Active Time: N/ATotal Time45 MIN
Yield: Serves : 6 to 8
After a quick sear in a skillet, crispy rounds of smoked sausage—like the classic version from Hillshire Farm—quickly transforms an everyday potato salad from a side dish into a satisfying meal. While the sausage adds a balanced smoky flavor, this salad gets a pleasantly salty bite from aged provolone cheese, plus a spicy kick from pickled peppers.

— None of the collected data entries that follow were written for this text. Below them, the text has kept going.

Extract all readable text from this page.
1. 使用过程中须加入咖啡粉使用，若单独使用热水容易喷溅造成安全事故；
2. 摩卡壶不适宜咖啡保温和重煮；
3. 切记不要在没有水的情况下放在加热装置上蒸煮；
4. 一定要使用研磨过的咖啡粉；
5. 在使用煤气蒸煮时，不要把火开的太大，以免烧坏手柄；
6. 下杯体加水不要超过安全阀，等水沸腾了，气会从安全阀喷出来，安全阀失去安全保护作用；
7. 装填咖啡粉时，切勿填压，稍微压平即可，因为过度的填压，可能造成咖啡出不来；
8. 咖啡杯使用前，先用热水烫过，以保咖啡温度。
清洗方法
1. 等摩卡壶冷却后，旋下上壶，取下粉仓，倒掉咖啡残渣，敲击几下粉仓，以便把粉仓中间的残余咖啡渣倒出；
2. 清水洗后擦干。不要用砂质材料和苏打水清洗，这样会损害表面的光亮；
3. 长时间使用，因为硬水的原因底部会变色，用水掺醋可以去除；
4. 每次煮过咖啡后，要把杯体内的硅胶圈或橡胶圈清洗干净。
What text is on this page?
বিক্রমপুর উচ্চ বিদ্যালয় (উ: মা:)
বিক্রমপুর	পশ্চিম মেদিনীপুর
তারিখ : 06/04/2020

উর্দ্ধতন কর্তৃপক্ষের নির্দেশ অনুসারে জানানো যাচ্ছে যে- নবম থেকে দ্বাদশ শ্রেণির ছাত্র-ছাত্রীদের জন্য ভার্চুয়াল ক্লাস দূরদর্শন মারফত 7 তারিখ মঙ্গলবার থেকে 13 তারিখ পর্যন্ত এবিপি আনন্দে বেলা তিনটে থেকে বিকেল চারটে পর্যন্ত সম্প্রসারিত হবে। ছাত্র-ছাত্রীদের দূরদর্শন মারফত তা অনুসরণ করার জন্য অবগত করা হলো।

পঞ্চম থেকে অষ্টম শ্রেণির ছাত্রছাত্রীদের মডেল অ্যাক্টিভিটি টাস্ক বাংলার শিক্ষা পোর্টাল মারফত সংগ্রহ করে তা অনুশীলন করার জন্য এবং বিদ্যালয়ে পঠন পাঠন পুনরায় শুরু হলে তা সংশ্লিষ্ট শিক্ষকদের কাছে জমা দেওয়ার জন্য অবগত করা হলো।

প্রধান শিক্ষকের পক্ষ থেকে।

- 1 1/2 pounds baby Yukon gold potatoes
- Kosher salt
- One 14-ounce package Hillshire Farm® Smoked Sausage, sliced 1/4 inch thick
- 1 medium tomato, cut into 3/4-inch pieces
- 1 cup drained sliced pickled peppers, such as peperoncini or wax peppers
- 1 Persian cucumber, cut into 1/2-inch pieces
- 6 ounces aged provolone cheese, cut into 1/2-inch pieces
- 1 cup chopped parsley
- 4 scallions, thinly sliced
- 1/4 cup red wine vinegar
- Freshly ground black pepper
How to Make It
In a large saucepan, cover the potatoes with water and bring to a boil. Add a generous pinch of salt and simmer over medium heat until tender, about 15 minutes. Drain well and let cool slightly, then cut into 1-inch pieces.
Meanwhile, in a large skillet, cook the sausage over medium heat, turning once, until lightly browned, about 4 minutes total. Transfer to a plate and let cool slightly.
In a large bowl, mix the potatoes with the sausage, tomato, pickled peppers, cucumber, provolone, parsley, scallions, and vinegar. Season with salt and pepper and mix again. Serve at room temperature.